Luta agora também é “coisa de mulher”
Benefícios atraem o público feminino para a prática das artes marciais

Por Renata Dias

As artes marciais foram criadas e desenvolvidas para aumentar a capacidade de reação (defesa e contra-ataque) dos homens menos favorecidos em termos de estatura, peso corporal e massa muscular, além de ajudá-los a encontrar equilíbrio para enfrentar os desafios diários. Felizmente esse tempo já se foi. Hoje, a mulher moderna acabou com a visão de que a arte marcial é “coisa de homem”, e cada vez mais é notada a presença feminina nas aulas de lutas.
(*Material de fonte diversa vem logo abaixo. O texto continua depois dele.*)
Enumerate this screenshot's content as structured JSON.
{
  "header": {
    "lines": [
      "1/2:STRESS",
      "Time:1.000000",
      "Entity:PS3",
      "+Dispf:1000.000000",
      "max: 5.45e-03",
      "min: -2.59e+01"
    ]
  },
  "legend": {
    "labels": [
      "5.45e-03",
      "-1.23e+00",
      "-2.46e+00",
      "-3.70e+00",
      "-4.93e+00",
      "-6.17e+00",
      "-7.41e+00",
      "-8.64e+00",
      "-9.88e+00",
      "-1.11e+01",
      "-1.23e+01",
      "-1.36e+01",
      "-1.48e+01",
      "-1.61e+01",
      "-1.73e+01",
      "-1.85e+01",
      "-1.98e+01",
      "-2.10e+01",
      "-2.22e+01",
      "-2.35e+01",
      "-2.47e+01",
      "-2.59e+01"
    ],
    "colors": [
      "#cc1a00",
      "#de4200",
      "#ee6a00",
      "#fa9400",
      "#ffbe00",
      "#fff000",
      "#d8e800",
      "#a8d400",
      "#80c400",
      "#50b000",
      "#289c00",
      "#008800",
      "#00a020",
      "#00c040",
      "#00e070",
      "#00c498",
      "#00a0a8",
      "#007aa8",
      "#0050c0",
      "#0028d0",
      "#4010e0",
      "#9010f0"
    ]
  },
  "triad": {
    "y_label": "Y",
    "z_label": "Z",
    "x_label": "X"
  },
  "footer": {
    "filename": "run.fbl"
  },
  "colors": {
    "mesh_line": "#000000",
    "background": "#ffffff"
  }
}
Decididas, independentes e seguras elas colocam muitos homens para correr através das técnicas das lutas. Mas este não é o único pretexto pelo aumento da procura por aulas de artes marciais. Os motivos vão desde a busca por um bom condicionamento físico e um corpo definido até à prática de defesa pessoal e o alívio da tensão.

As aulas de boxe olímpico incluem um trabalho de pular corda, esmurrar sacos de areia e acolchoados, trabalho de corrida e exercícios localizados. A gestora de Recursos Humanos Elaine Marquez luta boxe com o marido há 2 meses e já notou resultados. “Faço boxe porque me acho muito tímida e a modalidade tem me ajudado muito”, afirma.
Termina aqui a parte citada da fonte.